An umbilic point is a point whose principal curvatures are equal.
We know Gaussian curvature can be expressed as the product of principal curvatures $k_1,k_2$.
If $k_1=k_2$ then $K=0$ or $K>0$.
We conclude if $K<0$ a surface has no umbilic points
Then, if $K\leq0$ and $K<0$ has no umbilic points, we must have $K=0$ which implies our umbilic point lies on a plane and thus is planar
On
It is elementary algebra with real scalars $k1$ and $k2$ representing principal curvatures.
If product $K$ of two real numbers is negative, then the factors $k1,k2$ should be of opposite sign.
An umbilic point should have same sign (and magnitude) of curvature for the two factors. It should necessarily have $ K>0$.

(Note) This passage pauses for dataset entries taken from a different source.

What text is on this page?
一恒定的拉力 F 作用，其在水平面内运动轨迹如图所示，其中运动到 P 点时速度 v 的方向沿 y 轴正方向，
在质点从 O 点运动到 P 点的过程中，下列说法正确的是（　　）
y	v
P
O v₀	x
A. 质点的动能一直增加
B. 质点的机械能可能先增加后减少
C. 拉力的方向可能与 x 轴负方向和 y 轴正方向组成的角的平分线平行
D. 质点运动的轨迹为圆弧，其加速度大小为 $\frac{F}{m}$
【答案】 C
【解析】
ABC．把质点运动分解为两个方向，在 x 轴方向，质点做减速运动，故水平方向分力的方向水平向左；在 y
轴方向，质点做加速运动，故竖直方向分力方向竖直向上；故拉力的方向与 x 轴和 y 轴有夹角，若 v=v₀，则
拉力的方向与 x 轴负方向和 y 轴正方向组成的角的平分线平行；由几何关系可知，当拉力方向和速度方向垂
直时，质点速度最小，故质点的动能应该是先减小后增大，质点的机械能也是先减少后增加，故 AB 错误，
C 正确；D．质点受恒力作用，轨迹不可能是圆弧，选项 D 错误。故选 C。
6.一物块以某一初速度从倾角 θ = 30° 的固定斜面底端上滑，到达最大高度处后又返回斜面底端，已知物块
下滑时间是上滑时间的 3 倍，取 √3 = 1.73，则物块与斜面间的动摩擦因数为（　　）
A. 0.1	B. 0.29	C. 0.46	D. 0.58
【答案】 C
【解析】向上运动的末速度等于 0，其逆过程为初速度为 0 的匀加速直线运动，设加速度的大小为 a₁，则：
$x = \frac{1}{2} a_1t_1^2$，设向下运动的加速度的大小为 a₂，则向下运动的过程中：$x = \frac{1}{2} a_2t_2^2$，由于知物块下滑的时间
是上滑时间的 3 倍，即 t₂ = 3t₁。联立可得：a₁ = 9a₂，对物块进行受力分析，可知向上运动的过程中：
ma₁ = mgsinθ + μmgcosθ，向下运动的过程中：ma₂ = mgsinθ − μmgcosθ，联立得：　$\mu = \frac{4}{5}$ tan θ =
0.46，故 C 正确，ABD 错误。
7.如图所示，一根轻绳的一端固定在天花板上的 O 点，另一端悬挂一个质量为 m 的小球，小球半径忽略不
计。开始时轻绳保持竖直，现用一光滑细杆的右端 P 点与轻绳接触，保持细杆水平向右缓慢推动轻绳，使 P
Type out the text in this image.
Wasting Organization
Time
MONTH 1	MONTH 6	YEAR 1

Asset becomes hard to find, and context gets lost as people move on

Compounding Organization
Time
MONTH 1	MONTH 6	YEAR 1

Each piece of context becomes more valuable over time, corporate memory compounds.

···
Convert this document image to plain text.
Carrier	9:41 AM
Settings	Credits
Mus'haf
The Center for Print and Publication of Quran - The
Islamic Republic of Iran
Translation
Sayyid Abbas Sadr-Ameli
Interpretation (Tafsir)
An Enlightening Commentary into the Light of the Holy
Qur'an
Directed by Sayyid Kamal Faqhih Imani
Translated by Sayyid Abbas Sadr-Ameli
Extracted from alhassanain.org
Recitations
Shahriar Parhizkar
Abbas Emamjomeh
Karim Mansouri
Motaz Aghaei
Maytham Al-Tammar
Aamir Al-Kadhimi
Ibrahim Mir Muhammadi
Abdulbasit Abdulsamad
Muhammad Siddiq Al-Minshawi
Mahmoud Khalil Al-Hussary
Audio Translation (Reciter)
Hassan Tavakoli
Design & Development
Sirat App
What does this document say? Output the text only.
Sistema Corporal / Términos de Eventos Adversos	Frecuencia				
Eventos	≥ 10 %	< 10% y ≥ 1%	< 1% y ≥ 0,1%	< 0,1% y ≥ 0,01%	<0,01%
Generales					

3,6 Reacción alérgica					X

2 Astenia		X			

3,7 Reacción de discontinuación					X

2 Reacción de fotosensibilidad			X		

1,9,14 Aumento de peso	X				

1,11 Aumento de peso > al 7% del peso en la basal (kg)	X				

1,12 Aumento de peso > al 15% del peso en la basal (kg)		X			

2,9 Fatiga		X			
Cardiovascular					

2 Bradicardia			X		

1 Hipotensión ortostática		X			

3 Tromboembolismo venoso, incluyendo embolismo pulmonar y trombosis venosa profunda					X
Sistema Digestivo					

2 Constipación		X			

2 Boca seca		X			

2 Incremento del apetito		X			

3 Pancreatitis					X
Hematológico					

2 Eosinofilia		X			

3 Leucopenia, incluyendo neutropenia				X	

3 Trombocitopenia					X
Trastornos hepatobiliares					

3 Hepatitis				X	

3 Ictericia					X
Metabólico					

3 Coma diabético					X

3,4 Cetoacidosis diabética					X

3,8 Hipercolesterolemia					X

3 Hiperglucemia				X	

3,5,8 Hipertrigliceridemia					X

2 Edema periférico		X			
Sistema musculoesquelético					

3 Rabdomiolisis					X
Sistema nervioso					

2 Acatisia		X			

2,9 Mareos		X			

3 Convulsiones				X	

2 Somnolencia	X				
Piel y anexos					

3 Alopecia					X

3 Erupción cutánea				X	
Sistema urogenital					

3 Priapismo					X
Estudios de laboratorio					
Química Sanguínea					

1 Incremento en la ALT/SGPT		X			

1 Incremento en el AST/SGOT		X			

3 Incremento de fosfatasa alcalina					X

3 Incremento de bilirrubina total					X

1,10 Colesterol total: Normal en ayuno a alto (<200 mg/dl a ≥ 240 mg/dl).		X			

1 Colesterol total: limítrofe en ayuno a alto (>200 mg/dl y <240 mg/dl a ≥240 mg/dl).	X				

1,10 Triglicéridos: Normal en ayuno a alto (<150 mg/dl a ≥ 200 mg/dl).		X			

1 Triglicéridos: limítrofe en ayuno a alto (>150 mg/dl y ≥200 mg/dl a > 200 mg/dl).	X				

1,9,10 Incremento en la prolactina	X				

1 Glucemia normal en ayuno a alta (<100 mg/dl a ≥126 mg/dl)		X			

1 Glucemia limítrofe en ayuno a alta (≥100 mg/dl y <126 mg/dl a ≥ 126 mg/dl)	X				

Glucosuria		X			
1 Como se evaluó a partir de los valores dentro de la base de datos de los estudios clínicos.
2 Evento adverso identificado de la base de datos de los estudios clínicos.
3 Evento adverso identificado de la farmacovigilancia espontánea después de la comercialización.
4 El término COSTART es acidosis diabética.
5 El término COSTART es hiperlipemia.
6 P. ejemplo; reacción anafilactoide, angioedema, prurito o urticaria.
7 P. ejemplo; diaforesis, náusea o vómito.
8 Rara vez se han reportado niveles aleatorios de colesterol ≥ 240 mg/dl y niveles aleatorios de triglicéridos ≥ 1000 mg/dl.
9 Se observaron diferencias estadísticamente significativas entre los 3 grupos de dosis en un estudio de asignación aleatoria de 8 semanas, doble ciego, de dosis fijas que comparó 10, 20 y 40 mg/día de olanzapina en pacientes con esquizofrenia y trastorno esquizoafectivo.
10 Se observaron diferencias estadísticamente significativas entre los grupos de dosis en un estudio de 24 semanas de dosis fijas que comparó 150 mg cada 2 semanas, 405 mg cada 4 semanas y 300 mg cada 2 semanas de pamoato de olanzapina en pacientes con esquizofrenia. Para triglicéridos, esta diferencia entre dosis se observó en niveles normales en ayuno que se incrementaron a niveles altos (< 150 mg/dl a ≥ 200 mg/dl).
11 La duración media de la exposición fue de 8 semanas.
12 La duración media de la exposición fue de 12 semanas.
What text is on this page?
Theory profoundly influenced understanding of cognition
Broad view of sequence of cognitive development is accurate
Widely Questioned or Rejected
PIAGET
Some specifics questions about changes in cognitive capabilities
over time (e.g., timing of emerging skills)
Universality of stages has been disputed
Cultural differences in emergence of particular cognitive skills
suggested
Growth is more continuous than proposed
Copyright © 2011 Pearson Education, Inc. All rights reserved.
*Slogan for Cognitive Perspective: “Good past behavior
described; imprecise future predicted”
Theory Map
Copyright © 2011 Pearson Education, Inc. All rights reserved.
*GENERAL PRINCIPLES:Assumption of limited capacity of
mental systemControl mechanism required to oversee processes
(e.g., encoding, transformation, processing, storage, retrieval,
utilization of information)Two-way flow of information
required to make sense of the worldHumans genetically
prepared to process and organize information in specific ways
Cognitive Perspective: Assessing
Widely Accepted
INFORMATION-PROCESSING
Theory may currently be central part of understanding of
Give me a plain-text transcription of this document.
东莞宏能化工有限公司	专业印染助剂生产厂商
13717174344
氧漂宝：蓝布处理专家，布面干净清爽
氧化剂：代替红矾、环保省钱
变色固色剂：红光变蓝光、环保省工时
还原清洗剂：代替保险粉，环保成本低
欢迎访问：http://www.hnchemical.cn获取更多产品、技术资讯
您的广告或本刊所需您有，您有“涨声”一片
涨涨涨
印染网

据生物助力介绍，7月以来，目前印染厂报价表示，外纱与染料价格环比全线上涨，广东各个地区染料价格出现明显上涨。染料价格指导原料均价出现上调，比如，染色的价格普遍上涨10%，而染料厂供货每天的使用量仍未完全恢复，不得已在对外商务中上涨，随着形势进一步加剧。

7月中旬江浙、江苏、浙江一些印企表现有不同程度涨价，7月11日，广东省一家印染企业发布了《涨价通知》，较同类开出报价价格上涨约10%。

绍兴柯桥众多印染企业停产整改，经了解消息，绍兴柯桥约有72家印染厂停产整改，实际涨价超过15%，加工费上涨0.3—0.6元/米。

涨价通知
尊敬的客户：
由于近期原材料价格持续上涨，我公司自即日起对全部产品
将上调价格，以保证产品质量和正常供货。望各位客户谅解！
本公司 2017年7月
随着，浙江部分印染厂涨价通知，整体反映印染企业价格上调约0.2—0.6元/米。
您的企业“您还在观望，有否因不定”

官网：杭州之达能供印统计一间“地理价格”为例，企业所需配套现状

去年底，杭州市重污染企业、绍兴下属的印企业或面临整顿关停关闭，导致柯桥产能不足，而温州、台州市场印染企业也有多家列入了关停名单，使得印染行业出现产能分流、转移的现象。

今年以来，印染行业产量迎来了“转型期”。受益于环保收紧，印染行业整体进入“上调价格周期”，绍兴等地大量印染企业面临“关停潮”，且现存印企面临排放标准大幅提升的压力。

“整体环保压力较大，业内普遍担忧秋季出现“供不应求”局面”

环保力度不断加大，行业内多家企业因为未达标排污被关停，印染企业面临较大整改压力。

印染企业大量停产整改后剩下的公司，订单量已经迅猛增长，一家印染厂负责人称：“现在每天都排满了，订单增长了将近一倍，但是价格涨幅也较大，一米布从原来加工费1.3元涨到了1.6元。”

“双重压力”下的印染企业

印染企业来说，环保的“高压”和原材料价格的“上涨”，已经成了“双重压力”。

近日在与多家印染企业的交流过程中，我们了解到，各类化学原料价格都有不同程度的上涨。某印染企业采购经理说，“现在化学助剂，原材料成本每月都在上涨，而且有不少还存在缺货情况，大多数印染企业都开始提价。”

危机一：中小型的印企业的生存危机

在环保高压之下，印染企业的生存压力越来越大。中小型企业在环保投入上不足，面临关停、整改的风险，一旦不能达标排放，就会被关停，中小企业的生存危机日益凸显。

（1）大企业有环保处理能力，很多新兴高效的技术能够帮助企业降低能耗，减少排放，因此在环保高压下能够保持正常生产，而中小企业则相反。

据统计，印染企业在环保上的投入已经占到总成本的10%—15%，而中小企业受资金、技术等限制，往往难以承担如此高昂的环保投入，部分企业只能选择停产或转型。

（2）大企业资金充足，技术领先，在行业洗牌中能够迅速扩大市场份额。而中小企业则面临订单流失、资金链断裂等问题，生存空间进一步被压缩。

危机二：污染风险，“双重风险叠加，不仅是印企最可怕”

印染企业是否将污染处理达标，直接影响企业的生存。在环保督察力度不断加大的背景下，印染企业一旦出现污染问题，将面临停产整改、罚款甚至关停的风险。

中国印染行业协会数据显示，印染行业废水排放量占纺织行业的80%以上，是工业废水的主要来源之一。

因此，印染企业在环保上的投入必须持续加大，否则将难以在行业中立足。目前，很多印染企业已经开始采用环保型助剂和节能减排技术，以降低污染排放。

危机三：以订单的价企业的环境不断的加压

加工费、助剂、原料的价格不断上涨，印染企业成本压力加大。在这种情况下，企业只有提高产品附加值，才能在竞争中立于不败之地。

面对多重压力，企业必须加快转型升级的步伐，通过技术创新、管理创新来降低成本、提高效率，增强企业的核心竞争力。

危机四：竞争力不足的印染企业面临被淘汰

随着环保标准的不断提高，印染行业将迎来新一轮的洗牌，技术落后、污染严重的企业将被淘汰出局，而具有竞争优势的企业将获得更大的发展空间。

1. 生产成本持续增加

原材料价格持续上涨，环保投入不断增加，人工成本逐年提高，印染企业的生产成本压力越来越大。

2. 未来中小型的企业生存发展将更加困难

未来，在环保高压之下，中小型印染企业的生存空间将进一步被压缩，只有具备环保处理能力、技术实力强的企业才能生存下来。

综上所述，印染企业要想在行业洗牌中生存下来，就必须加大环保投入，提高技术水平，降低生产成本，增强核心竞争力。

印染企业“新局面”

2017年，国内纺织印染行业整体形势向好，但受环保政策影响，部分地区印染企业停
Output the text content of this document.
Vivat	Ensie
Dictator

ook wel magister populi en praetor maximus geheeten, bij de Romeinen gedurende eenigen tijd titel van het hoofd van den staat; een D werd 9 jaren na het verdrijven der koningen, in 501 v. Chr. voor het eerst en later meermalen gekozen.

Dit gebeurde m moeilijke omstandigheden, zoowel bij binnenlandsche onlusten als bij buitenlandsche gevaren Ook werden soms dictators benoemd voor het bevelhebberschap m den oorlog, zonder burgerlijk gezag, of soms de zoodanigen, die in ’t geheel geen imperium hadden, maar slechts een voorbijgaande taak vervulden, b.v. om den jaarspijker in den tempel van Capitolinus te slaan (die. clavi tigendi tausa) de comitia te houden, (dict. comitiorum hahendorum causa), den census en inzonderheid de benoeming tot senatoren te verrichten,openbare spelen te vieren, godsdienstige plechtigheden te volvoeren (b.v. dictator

Take for example a hyperbolic paraboloid with cartesian equation $z=\dfrac{x^2}{a^2} - \dfrac{y^2}{b^2}$. It has negative gaussian curvature in each of its points but the sectional curvature is not zero for every curve that passes through a point $p$ (you can see that if you graph the intersection of the surface with the planes $x=0$ and $y=0$. So basically you cannot have principal curvatures with different signs because that would always give you positive gaussian curvature. That means that both principal curvatures must have different signs, so the only way you can have $K\geq 0$ is if both principal curvatures are zero. Which is pretty much what you said, which looks right to me.